Christensen was born in Randers, Denmark, in 1802 to master drafter and Major General Christian Peter Christensen (1765–1836) and Kirstine Bang (1772–1855). From 1829 to 1831 he was a government assistant on the Guinean coast, but in 1839 he returned to Denmark, where he founded a law firm in Copenhagen. The same year, he became editor of the newspaper Fædrelandet, but in 1841 he was censured and had to resign. From 1840 to 1843 he was a member of the Copenhagen City Council, the Frederiksberg Parish Council and the Copenhagen County Council. In 1846 he was a co-founder of the Society of the Friends of Peasants (Bondevennernes Selskab) and was its president from 1848 to 1958.
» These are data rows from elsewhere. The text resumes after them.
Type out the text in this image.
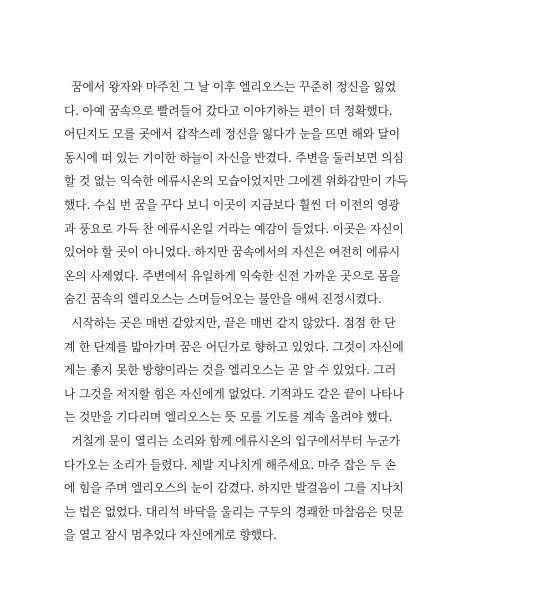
꿈에서 왕자와 마주친 그 날 이후 엘리오스는 꾸준히 정신을 잃었
다. 아예 꿈속으로 빨려들어 갔다고 이야기하는 편이 더 정확했다.
어딘지도 모를 곳에서 갑작스레 정신을 잃다가 눈을 뜨면 해와 달이
동시에 떠 있는 기이한 하늘이 자신을 반겼다. 주변을 둘러보면 의심
할 것 없는 익숙한 에류시온의 모습이었지만 그에겐 위화감만이 가득
했다. 수십 번 꿈을 꾸다 보니 이곳이 지금보다 훨씬 더 이전의 영광
과 풍요로 가득 찬 에류시온일 거라는 예감이 들었다. 이곳은 자신이
있어야 할 곳이 아니었다. 하지만 꿈속에서의 자신은 여전히 에류시
온의 사제였다. 주변에서 유일하게 익숙한 신전 가까운 곳으로 몸을
숨긴 꿈속의 엘리오스는 스며들어오는 불안을 애써 진정시켰다.
시작하는 곳은 매번 같았지만, 끝은 매번 같지 않았다. 점점 한 단
계 한 단계를 밟아가며 꿈은 어딘가로 향하고 있었다. 그것이 자신에
게는 좋지 못한 방향이라는 것을 엘리오스는 곧 알 수 있었다. 그러
나 그것을 저지할 힘은 자신에게 없었다. 기적과도 같은 끝이 나타나
는 것만을 기다리며 엘리오스는 뜻 모를 기도를 계속 올려야 했다.
거칠게 문이 열리는 소리와 함께 에류시온의 입구에서부터 누군가
다가오는 소리가 들렸다. 제발 지나치게 해주세요. 마주 잡은 두 손
에 힘을 주며 엘리오스의 눈이 감겼다. 하지만 발걸음이 그를 지나치
는 법은 없었다. 대리석 바닥을 울리는 구두의 경쾌한 마찰음은 덧문
을 열고 잠시 멈추었다 자신에게로 향했다.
He was a member of the Folketing for long periods in 1849 to 1882, as well as for a short time in the Landstinget (1853–1866); from 1853–1880 he was State Auditor. As one of the leading figures of Venstre, he contributed to the formation of Carl Edvard Rotwitt's government in 1859. In 1866 he voted against the revised Constitution and in 1870 joined Det Forenede Venstre ('the United Left'). In his later years he had little political influence. From 1864 to 1867 he was a member of the parish council of Frederiksberg Municipality.

Christensen died in 1882 in Frederiksberg, Denmark, and is buried in Copenhagen.